Les normes législatives et réglementaires, nationales ou locales sont foison. Toutefois, force est de constater qu'elles concernent beaucoup la construction neuve et très peu la transformation de l'existant alors même que le législateur, comme le 119e Congrès des notaires de France l'a montré, incite à reconstruire la ville sur elle-même. Notre droit et nos normes n'ont pas encore pris pleinement la mesure du fait que désormais la ville se reconstruit ou se recycle sur elle-même et ne se crée plus ab initio.
La première partie tentera de décrypter l'ensemble des nouvelles règles devant être respectées par les porteurs de projets de construction et de préciser comment un notaire doit désormais accompagner ses clients sur ces questions. Par ailleurs, elle montrera comment la question environnementale a profondément transformé la pratique de l'aménagement et comment l'outil contractuel a pallié les silences du Code de l'urbanisme (Titre I).

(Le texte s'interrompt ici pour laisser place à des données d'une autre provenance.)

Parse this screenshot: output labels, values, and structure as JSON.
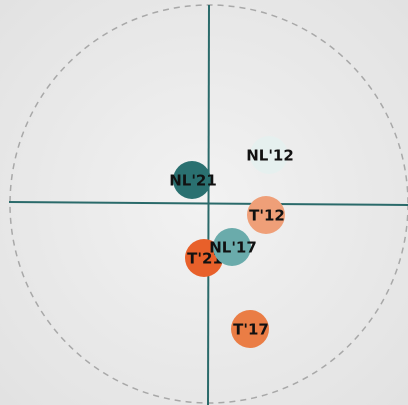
{
  "chart_data": {
    "type": "scatter",
    "labels": [
      "NL'12",
      "NL'21",
      "T'12",
      "T'21",
      "NL'17",
      "T'17"
    ],
    "x": [
      0.3,
      -0.085,
      0.285,
      -0.025,
      0.115,
      0.205
    ],
    "y": [
      0.24,
      0.115,
      -0.06,
      -0.275,
      -0.22,
      -0.63
    ],
    "colors": [
      "#e6f0ef",
      "#2a7070",
      "#ef9f78",
      "#e8602a",
      "#6aabab",
      "#ea7d45"
    ],
    "xlim": [
      -1,
      1
    ],
    "ylim": [
      -1,
      1
    ]
  }
}
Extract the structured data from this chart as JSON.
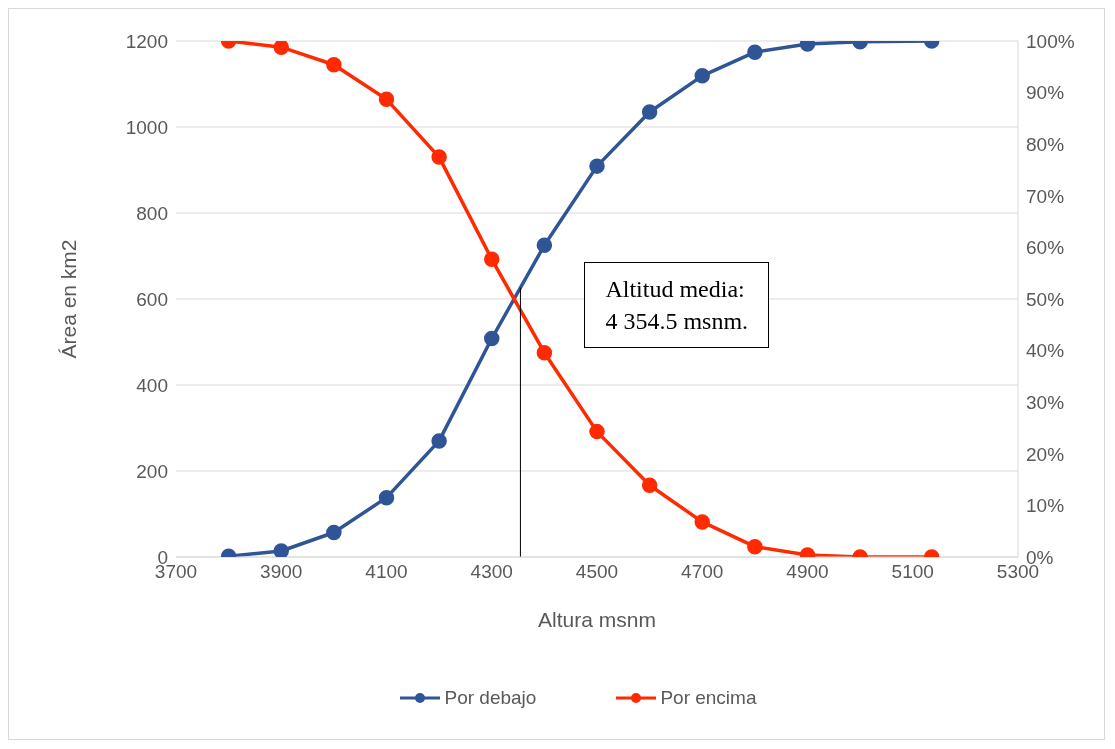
{
  "chart_data": {
    "type": "line",
    "xlabel": "Altura msnm",
    "ylabel": "Área en km2",
    "x": [
      3800,
      3900,
      4000,
      4100,
      4200,
      4300,
      4400,
      4500,
      4600,
      4700,
      4800,
      4900,
      5000,
      5136
    ],
    "series": [
      {
        "name": "Por debajo",
        "color": "#2f5597",
        "values": [
          2,
          14,
          57,
          138,
          270,
          508,
          725,
          909,
          1035,
          1119,
          1174,
          1193,
          1198,
          1200
        ]
      },
      {
        "name": "Por encima",
        "color": "#ff2a00",
        "axis": "y2",
        "values": [
          100,
          98.8,
          95.4,
          88.7,
          77.5,
          57.7,
          39.6,
          24.3,
          13.9,
          6.8,
          2.0,
          0.4,
          0,
          0
        ]
      }
    ],
    "xlim": [
      3700,
      5300
    ],
    "xticks": [
      3700,
      3900,
      4100,
      4300,
      4500,
      4700,
      4900,
      5100,
      5300
    ],
    "ylim": [
      0,
      1200
    ],
    "yticks": [
      0,
      200,
      400,
      600,
      800,
      1000,
      1200
    ],
    "y2lim": [
      0,
      100
    ],
    "y2ticks": [
      {
        "value": 0,
        "label": "0%"
      },
      {
        "value": 10,
        "label": "10%"
      },
      {
        "value": 20,
        "label": "20%"
      },
      {
        "value": 30,
        "label": "30%"
      },
      {
        "value": 40,
        "label": "40%"
      },
      {
        "value": 50,
        "label": "50%"
      },
      {
        "value": 60,
        "label": "60%"
      },
      {
        "value": 70,
        "label": "70%"
      },
      {
        "value": 80,
        "label": "80%"
      },
      {
        "value": 90,
        "label": "90%"
      },
      {
        "value": 100,
        "label": "100%"
      }
    ],
    "ref_lines": [
      {
        "axis": "x",
        "value": 4354.5,
        "color": "#000000"
      }
    ],
    "annotations": [
      "Altitud media:\n4 354.5 msnm."
    ],
    "grid": "y",
    "legend": "bottom",
    "marker": "circle",
    "line_style": "solid"
  }
}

Cette première partie montrera la complexité des normes auxquelles les porteurs de projets doivent faire face. Les normes sont aussi bien des freins que des moteurs pour les opérations immobilières. Très souvent elles en surenchérissent le coût et les délais. Elles font l'objet de nombreuses critiques. L'enjeu est de trouver un chemin équilibré pour leur mise en œuvre afin d'éviter un retour en arrière important alors même qu'elles défendent des objectifs fondementaux.